The town was annexed by Austria in the Third Partition of Poland in 1795. After the Polish victory in the Austro-Polish War of 1809, it became part of the short-lived Duchy of Warsaw, and after the duchy's dissolution in 1815, it fell to the Russian-controlled Congress Poland. In 1921, already in the Second Polish Republic, the population of Frampol was 2,720.
During the German invasion of Poland at the start of World War II, 90% of the town's buildings were destroyed in a raid carried out by the Luftwaffe on September 13, 1939. During the German occupation, the town's significant Jewish community was murdered in the Holocaust.

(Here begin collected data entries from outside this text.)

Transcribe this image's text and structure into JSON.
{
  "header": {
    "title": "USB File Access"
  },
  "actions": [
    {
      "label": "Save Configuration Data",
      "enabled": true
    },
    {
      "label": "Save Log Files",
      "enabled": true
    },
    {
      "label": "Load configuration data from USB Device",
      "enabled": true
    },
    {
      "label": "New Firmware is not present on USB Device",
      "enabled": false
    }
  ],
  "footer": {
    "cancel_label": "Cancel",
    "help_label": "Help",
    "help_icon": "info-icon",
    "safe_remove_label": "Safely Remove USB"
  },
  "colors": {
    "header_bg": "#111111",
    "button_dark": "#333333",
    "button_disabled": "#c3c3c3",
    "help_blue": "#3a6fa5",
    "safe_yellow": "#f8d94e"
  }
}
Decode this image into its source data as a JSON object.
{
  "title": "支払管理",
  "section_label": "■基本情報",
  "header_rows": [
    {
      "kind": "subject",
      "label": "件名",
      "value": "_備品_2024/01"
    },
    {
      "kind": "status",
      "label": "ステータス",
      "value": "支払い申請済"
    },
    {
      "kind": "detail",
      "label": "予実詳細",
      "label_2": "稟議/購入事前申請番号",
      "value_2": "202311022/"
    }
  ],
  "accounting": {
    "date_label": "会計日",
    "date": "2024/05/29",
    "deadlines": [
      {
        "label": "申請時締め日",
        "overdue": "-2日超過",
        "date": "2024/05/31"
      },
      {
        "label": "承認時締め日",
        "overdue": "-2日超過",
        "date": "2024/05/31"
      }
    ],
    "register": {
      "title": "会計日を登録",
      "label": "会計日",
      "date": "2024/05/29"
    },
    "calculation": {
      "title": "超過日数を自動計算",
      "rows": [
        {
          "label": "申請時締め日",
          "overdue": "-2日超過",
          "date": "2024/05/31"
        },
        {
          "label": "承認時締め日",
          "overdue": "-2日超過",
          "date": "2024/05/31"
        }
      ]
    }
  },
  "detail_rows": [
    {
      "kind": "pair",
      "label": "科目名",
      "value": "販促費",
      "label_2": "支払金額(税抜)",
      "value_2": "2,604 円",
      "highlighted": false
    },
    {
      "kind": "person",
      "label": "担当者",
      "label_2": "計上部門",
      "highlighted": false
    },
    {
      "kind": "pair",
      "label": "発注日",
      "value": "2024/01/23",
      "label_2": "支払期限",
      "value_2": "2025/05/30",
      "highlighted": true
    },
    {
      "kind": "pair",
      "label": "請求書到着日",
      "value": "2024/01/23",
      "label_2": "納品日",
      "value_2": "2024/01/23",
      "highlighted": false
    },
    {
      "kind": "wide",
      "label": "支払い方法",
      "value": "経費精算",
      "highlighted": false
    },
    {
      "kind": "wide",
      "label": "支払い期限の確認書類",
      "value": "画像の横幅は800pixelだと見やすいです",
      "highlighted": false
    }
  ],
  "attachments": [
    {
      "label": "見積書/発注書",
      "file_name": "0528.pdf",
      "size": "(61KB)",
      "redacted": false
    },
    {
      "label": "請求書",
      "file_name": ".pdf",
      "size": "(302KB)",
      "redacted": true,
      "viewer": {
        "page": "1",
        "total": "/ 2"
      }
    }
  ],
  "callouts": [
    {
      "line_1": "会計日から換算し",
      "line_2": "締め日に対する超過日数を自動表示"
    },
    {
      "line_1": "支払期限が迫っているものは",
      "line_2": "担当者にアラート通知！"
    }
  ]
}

The town never fully recovered – its population today is less than half of what it was before the war. Frampol, or a fictionalized version thereof, is the setting of many of the best stories of Isaac Bashevis Singer, including Gimpel the Fool. Artist Irene Lieblich illustrated the Market of Frampol in Isaac Bashevis Singer's book 'A Tale of Three Wishes' from her direct memory of the marketplace of Frampol. This is the only known painting of the Frampol Marketplace as it existed before the full destruction by the German Luftwaffe.
Contemporary
Currently, it is one of the smallest towns in Poland. In 1869 Frampol lost its official status as a town, to recover it only in 1993.